The Sahara Desert has expanded by about 10 percent since 1920, according to a new study by University of Maryland scientists. The research is the first to assess century-scale changes to the boundaries of the world's largest desert and suggests that other deserts could be expanding as well. The study was published online March 29, 2018, in the Journal of Climate.
Deserts are typically defined by low average annual rainfall usually 100 millimeters (less than 4 inches) of rain per year or less. The researchers analyzed rainfall data recorded throughout Africa from 1920 to 2013 and found that the Sahara, which occupies much of the northern part of the continent, expanded by 10 percent during this period when looking at annual trends.

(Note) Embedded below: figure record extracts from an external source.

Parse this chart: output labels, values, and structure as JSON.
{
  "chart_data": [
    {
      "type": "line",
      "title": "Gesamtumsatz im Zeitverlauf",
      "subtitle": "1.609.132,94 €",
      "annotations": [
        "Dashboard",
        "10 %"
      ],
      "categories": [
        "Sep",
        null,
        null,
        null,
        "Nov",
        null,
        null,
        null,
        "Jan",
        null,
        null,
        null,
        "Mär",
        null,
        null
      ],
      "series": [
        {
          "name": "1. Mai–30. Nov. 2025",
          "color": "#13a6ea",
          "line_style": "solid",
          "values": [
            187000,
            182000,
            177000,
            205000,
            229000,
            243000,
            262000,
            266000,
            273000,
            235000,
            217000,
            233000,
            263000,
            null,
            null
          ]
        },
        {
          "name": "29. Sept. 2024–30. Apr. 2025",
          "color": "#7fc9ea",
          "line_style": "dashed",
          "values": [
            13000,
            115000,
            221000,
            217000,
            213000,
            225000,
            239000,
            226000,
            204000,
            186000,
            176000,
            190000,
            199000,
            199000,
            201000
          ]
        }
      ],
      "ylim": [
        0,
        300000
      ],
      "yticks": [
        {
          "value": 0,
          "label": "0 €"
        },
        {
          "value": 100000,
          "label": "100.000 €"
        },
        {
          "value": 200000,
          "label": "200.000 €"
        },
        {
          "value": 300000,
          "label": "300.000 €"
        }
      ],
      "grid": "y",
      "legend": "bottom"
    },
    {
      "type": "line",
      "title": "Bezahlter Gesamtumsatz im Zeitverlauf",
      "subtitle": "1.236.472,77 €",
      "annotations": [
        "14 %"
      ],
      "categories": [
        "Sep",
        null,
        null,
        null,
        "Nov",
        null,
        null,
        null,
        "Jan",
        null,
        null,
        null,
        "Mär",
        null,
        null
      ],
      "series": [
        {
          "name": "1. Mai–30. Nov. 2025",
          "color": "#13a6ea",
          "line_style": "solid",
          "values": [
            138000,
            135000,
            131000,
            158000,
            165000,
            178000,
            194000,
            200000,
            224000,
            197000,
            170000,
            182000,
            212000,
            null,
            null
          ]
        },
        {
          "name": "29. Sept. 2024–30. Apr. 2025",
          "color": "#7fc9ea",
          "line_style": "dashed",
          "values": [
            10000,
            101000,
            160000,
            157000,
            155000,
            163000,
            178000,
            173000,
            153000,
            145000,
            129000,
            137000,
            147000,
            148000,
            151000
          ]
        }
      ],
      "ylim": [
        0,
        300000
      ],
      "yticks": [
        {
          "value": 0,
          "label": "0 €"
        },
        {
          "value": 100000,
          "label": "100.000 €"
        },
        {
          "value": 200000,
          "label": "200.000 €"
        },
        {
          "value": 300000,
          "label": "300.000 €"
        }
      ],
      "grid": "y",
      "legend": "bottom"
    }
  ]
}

When the authors looked at seasonal trends over the same time period, the most notable expansion of the Sahara occurred in summer, resulting in a nearly 16 percent increase in the desert's average seasonal area over the 93-year span covered by the study.
The study results suggest that human-caused climate change, as well as natural climate cycles such as the Atlantic Multidecadal Oscillation (AMO), caused the desert's expansion. The geographical pattern of expansion varied from season to season, with the most notable differences occurring along the Sahara's northern and southern boundaries.

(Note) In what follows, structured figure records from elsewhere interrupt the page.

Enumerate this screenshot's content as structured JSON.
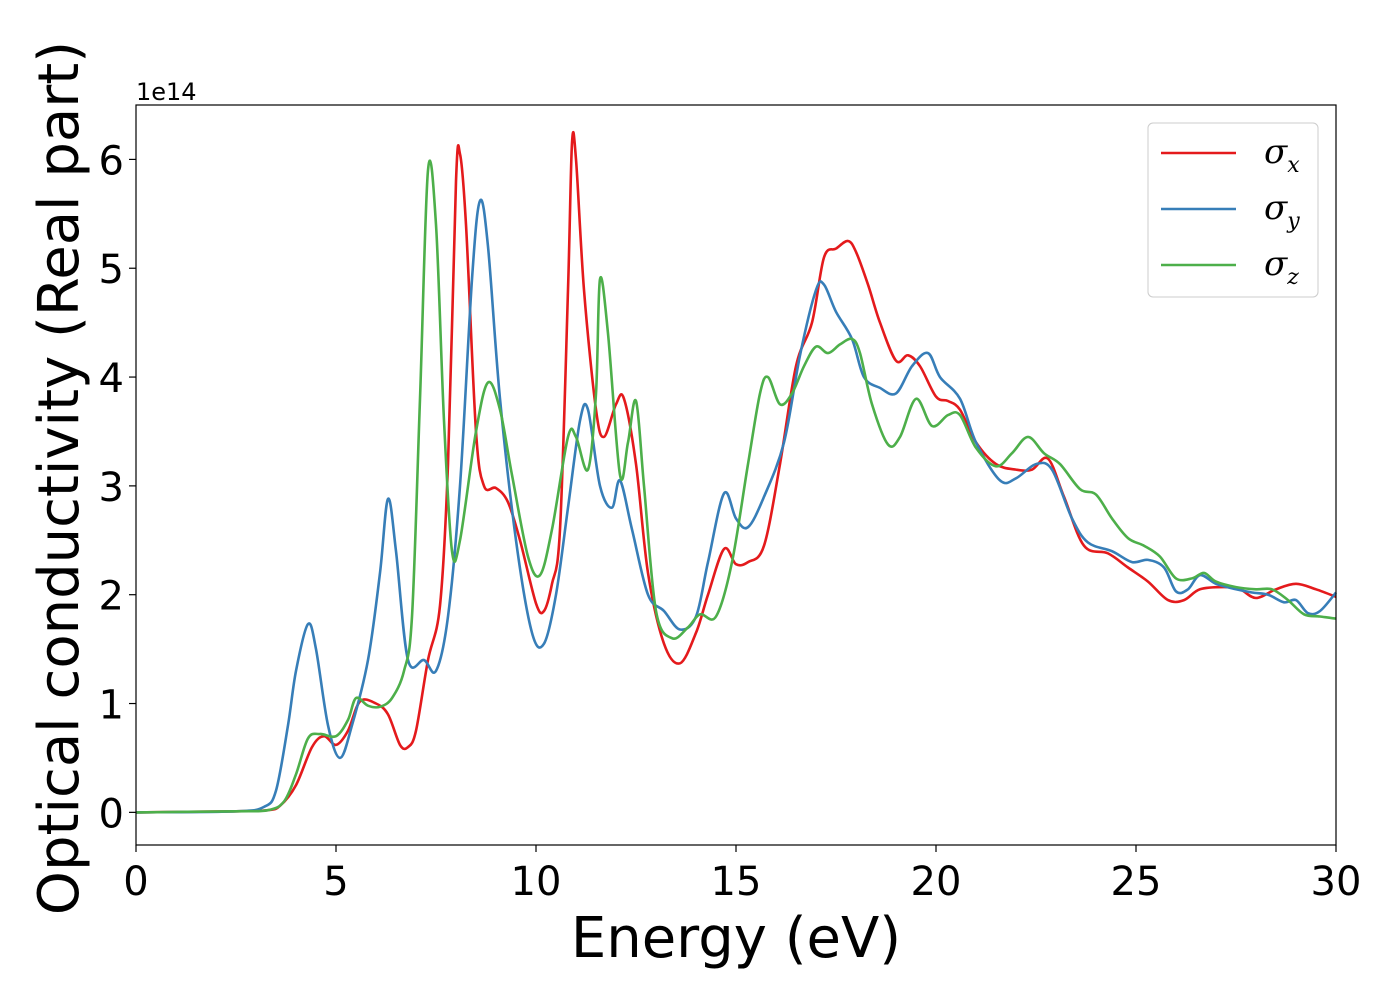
{
  "chart_data": {
    "type": "line",
    "xlabel": "Energy (eV)",
    "ylabel": "Optical conductivity (Real part)",
    "y_offset_label": "1e14",
    "xlim": [
      0,
      30
    ],
    "ylim": [
      -0.3,
      6.5
    ],
    "x_ticks": [
      0,
      5,
      10,
      15,
      20,
      25,
      30
    ],
    "y_ticks": [
      0,
      1,
      2,
      3,
      4,
      5,
      6
    ],
    "grid": false,
    "legend_position": "top-right",
    "series": [
      {
        "name": "σx",
        "symbol": "σ",
        "subscript": "x",
        "color": "#e41a1c",
        "points": [
          [
            0,
            0
          ],
          [
            2.5,
            0.01
          ],
          [
            3.3,
            0.02
          ],
          [
            3.6,
            0.06
          ],
          [
            4.0,
            0.25
          ],
          [
            4.4,
            0.6
          ],
          [
            4.7,
            0.7
          ],
          [
            5.0,
            0.62
          ],
          [
            5.3,
            0.75
          ],
          [
            5.6,
            1.02
          ],
          [
            6.0,
            1.0
          ],
          [
            6.3,
            0.9
          ],
          [
            6.6,
            0.62
          ],
          [
            6.8,
            0.6
          ],
          [
            7.0,
            0.75
          ],
          [
            7.3,
            1.4
          ],
          [
            7.6,
            1.9
          ],
          [
            7.8,
            3.2
          ],
          [
            8.0,
            5.8
          ],
          [
            8.1,
            6.05
          ],
          [
            8.25,
            5.4
          ],
          [
            8.5,
            3.5
          ],
          [
            8.7,
            3.0
          ],
          [
            9.0,
            2.98
          ],
          [
            9.3,
            2.85
          ],
          [
            9.6,
            2.5
          ],
          [
            10.0,
            1.92
          ],
          [
            10.2,
            1.85
          ],
          [
            10.4,
            2.1
          ],
          [
            10.6,
            2.6
          ],
          [
            10.8,
            4.8
          ],
          [
            10.9,
            6.15
          ],
          [
            11.0,
            6.0
          ],
          [
            11.2,
            4.8
          ],
          [
            11.5,
            3.7
          ],
          [
            11.7,
            3.45
          ],
          [
            12.0,
            3.75
          ],
          [
            12.2,
            3.8
          ],
          [
            12.5,
            3.2
          ],
          [
            12.8,
            2.2
          ],
          [
            13.2,
            1.55
          ],
          [
            13.6,
            1.37
          ],
          [
            14.0,
            1.65
          ],
          [
            14.3,
            2.0
          ],
          [
            14.7,
            2.42
          ],
          [
            15.0,
            2.28
          ],
          [
            15.3,
            2.3
          ],
          [
            15.7,
            2.45
          ],
          [
            16.1,
            3.2
          ],
          [
            16.5,
            4.1
          ],
          [
            16.9,
            4.5
          ],
          [
            17.2,
            5.1
          ],
          [
            17.5,
            5.18
          ],
          [
            17.8,
            5.25
          ],
          [
            18.0,
            5.15
          ],
          [
            18.3,
            4.85
          ],
          [
            18.6,
            4.5
          ],
          [
            19.0,
            4.15
          ],
          [
            19.3,
            4.2
          ],
          [
            19.6,
            4.1
          ],
          [
            20.0,
            3.82
          ],
          [
            20.3,
            3.78
          ],
          [
            20.6,
            3.7
          ],
          [
            21.0,
            3.4
          ],
          [
            21.5,
            3.2
          ],
          [
            22.0,
            3.15
          ],
          [
            22.4,
            3.15
          ],
          [
            22.8,
            3.25
          ],
          [
            23.2,
            2.9
          ],
          [
            23.7,
            2.45
          ],
          [
            24.3,
            2.38
          ],
          [
            24.8,
            2.25
          ],
          [
            25.3,
            2.12
          ],
          [
            25.8,
            1.95
          ],
          [
            26.2,
            1.95
          ],
          [
            26.6,
            2.05
          ],
          [
            27.2,
            2.07
          ],
          [
            27.6,
            2.05
          ],
          [
            28.0,
            1.97
          ],
          [
            28.5,
            2.05
          ],
          [
            29.0,
            2.1
          ],
          [
            29.5,
            2.05
          ],
          [
            30.0,
            1.98
          ]
        ]
      },
      {
        "name": "σy",
        "symbol": "σ",
        "subscript": "y",
        "color": "#377eb8",
        "points": [
          [
            0,
            0
          ],
          [
            2.5,
            0.01
          ],
          [
            3.2,
            0.05
          ],
          [
            3.5,
            0.2
          ],
          [
            3.8,
            0.8
          ],
          [
            4.0,
            1.3
          ],
          [
            4.3,
            1.73
          ],
          [
            4.5,
            1.5
          ],
          [
            4.8,
            0.8
          ],
          [
            5.1,
            0.5
          ],
          [
            5.4,
            0.8
          ],
          [
            5.8,
            1.4
          ],
          [
            6.1,
            2.2
          ],
          [
            6.3,
            2.88
          ],
          [
            6.5,
            2.4
          ],
          [
            6.8,
            1.4
          ],
          [
            7.2,
            1.4
          ],
          [
            7.5,
            1.3
          ],
          [
            7.8,
            1.8
          ],
          [
            8.1,
            3.0
          ],
          [
            8.4,
            4.9
          ],
          [
            8.6,
            5.62
          ],
          [
            8.8,
            5.2
          ],
          [
            9.1,
            3.8
          ],
          [
            9.5,
            2.5
          ],
          [
            9.9,
            1.65
          ],
          [
            10.2,
            1.55
          ],
          [
            10.5,
            2.0
          ],
          [
            10.8,
            2.8
          ],
          [
            11.1,
            3.6
          ],
          [
            11.3,
            3.7
          ],
          [
            11.6,
            3.0
          ],
          [
            11.9,
            2.8
          ],
          [
            12.1,
            3.05
          ],
          [
            12.4,
            2.6
          ],
          [
            12.8,
            2.0
          ],
          [
            13.2,
            1.85
          ],
          [
            13.6,
            1.68
          ],
          [
            14.0,
            1.8
          ],
          [
            14.3,
            2.3
          ],
          [
            14.7,
            2.93
          ],
          [
            15.0,
            2.7
          ],
          [
            15.3,
            2.62
          ],
          [
            15.7,
            2.9
          ],
          [
            16.2,
            3.4
          ],
          [
            16.6,
            4.2
          ],
          [
            17.0,
            4.8
          ],
          [
            17.2,
            4.85
          ],
          [
            17.5,
            4.6
          ],
          [
            17.9,
            4.35
          ],
          [
            18.2,
            4.0
          ],
          [
            18.6,
            3.9
          ],
          [
            19.0,
            3.85
          ],
          [
            19.4,
            4.1
          ],
          [
            19.8,
            4.22
          ],
          [
            20.1,
            4.0
          ],
          [
            20.6,
            3.8
          ],
          [
            21.0,
            3.4
          ],
          [
            21.6,
            3.05
          ],
          [
            22.0,
            3.07
          ],
          [
            22.5,
            3.2
          ],
          [
            22.9,
            3.15
          ],
          [
            23.4,
            2.7
          ],
          [
            23.8,
            2.48
          ],
          [
            24.4,
            2.4
          ],
          [
            24.9,
            2.3
          ],
          [
            25.3,
            2.32
          ],
          [
            25.7,
            2.25
          ],
          [
            26.0,
            2.03
          ],
          [
            26.3,
            2.05
          ],
          [
            26.6,
            2.18
          ],
          [
            27.0,
            2.1
          ],
          [
            27.5,
            2.05
          ],
          [
            27.9,
            2.02
          ],
          [
            28.3,
            2.0
          ],
          [
            28.7,
            1.93
          ],
          [
            29.0,
            1.95
          ],
          [
            29.3,
            1.83
          ],
          [
            29.6,
            1.85
          ],
          [
            30.0,
            2.02
          ]
        ]
      },
      {
        "name": "σz",
        "symbol": "σ",
        "subscript": "z",
        "color": "#4daf4a",
        "points": [
          [
            0,
            0
          ],
          [
            2.5,
            0.01
          ],
          [
            3.3,
            0.02
          ],
          [
            3.7,
            0.1
          ],
          [
            4.0,
            0.35
          ],
          [
            4.3,
            0.68
          ],
          [
            4.6,
            0.72
          ],
          [
            5.0,
            0.7
          ],
          [
            5.3,
            0.85
          ],
          [
            5.5,
            1.05
          ],
          [
            5.8,
            0.98
          ],
          [
            6.1,
            0.97
          ],
          [
            6.4,
            1.05
          ],
          [
            6.7,
            1.3
          ],
          [
            6.9,
            1.8
          ],
          [
            7.1,
            3.8
          ],
          [
            7.3,
            5.9
          ],
          [
            7.5,
            5.4
          ],
          [
            7.7,
            3.6
          ],
          [
            7.9,
            2.4
          ],
          [
            8.1,
            2.5
          ],
          [
            8.5,
            3.5
          ],
          [
            8.8,
            3.95
          ],
          [
            9.1,
            3.7
          ],
          [
            9.4,
            3.1
          ],
          [
            9.8,
            2.35
          ],
          [
            10.1,
            2.18
          ],
          [
            10.4,
            2.6
          ],
          [
            10.8,
            3.45
          ],
          [
            11.0,
            3.45
          ],
          [
            11.3,
            3.15
          ],
          [
            11.5,
            3.85
          ],
          [
            11.6,
            4.9
          ],
          [
            11.8,
            4.4
          ],
          [
            12.1,
            3.1
          ],
          [
            12.3,
            3.4
          ],
          [
            12.5,
            3.78
          ],
          [
            12.7,
            3.0
          ],
          [
            13.0,
            1.85
          ],
          [
            13.4,
            1.6
          ],
          [
            13.8,
            1.7
          ],
          [
            14.1,
            1.82
          ],
          [
            14.5,
            1.8
          ],
          [
            14.9,
            2.3
          ],
          [
            15.3,
            3.2
          ],
          [
            15.6,
            3.85
          ],
          [
            15.8,
            4.0
          ],
          [
            16.1,
            3.75
          ],
          [
            16.4,
            3.85
          ],
          [
            16.7,
            4.1
          ],
          [
            17.0,
            4.28
          ],
          [
            17.3,
            4.22
          ],
          [
            17.6,
            4.3
          ],
          [
            17.9,
            4.35
          ],
          [
            18.1,
            4.22
          ],
          [
            18.4,
            3.75
          ],
          [
            18.8,
            3.38
          ],
          [
            19.1,
            3.45
          ],
          [
            19.5,
            3.8
          ],
          [
            19.9,
            3.55
          ],
          [
            20.3,
            3.65
          ],
          [
            20.6,
            3.65
          ],
          [
            21.0,
            3.35
          ],
          [
            21.5,
            3.18
          ],
          [
            21.9,
            3.3
          ],
          [
            22.3,
            3.45
          ],
          [
            22.7,
            3.3
          ],
          [
            23.1,
            3.2
          ],
          [
            23.6,
            2.97
          ],
          [
            24.0,
            2.92
          ],
          [
            24.4,
            2.7
          ],
          [
            24.8,
            2.52
          ],
          [
            25.2,
            2.45
          ],
          [
            25.6,
            2.35
          ],
          [
            26.0,
            2.15
          ],
          [
            26.4,
            2.15
          ],
          [
            26.7,
            2.2
          ],
          [
            27.0,
            2.12
          ],
          [
            27.5,
            2.07
          ],
          [
            28.0,
            2.05
          ],
          [
            28.4,
            2.05
          ],
          [
            28.8,
            1.95
          ],
          [
            29.2,
            1.82
          ],
          [
            29.6,
            1.8
          ],
          [
            30.0,
            1.78
          ]
        ]
      }
    ]
  }
}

The Sahara is the world's largest warm-weather desert, roughly equal in size to the contiguous United States. (The Arctic basin and the Antarctic continent -- which are each about twice as large as the Sahara also qualify as deserts due to their low rates of precipitation.) Like all deserts, the boundaries of the Sahara fluctuate with the seasons, expanding in the dry winter and contracting during the wetter summer.

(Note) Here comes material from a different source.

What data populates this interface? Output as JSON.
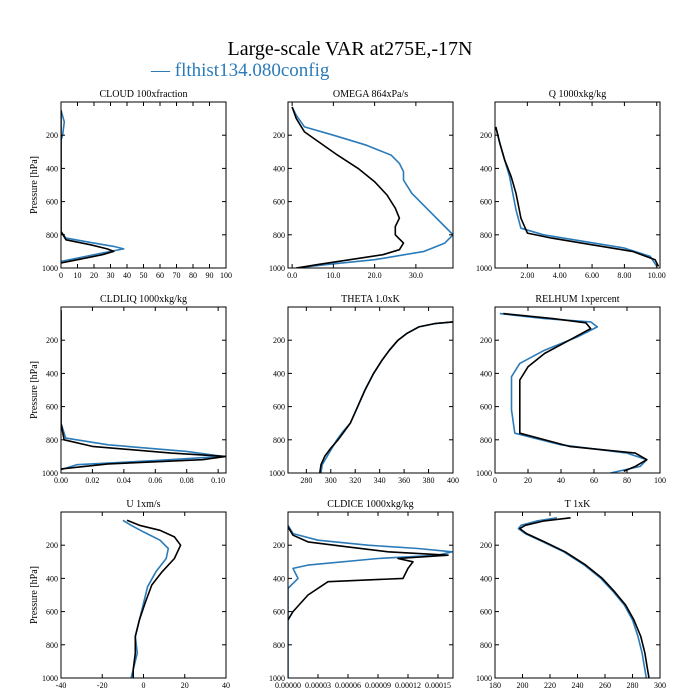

The southern border of the Sahara adjoins the Sahel, the semi-arid transition zone that lies between the Sahara and the fertile savannas further south. The Sahara expands as the Sahel retreats, disrupting the region's fragile grassland ecosystems and human societies. Lake Chad, which sits in the center of this climatologically conflicted transition zone, serves as a bellwether for changing conditions in the Sahel.
A number of well-known climate cycles can affect rainfall in the Sahara and the Sahel. The AMO, in which temperatures over a large swath of the northern Atlantic Ocean fluctuate between warm and cold phases on a 50- to 70-year cycle, is one example. Warm phases of the AMO are linked to increased rainfall in the Sahel, while the opposite is true for the cold phase. For example, the notable drying of the Sahel from the 1950s to the 1980s has been attributed to one such cold phase. The Pacific Decadal Oscillation (PDO), marked by temperature fluctuations in the northern Pacific Ocean on a scale of 40 to 60 years, also plays a role.
To single out the effects of human-caused climate change, the researchers used statistical methods to remove the effects of the AMO and PDO on rainfall variability during the period from 1920 to 2013. The researchers concluded that these natural climate cycles accounted for about two-thirds of the total observed expansion of the Sahara. The remaining one-third can be attributed to climate change, but the authors note that longer climate records that extend across several climate cycles are needed to reach more definitive conclusions.
The study's results have far-reaching implications for the future of the Sahara, as well as other subtropical deserts around the world. As the world's population continues to grow, a reduction in arable land with adequate rainfall to support crops could have devastating consequences.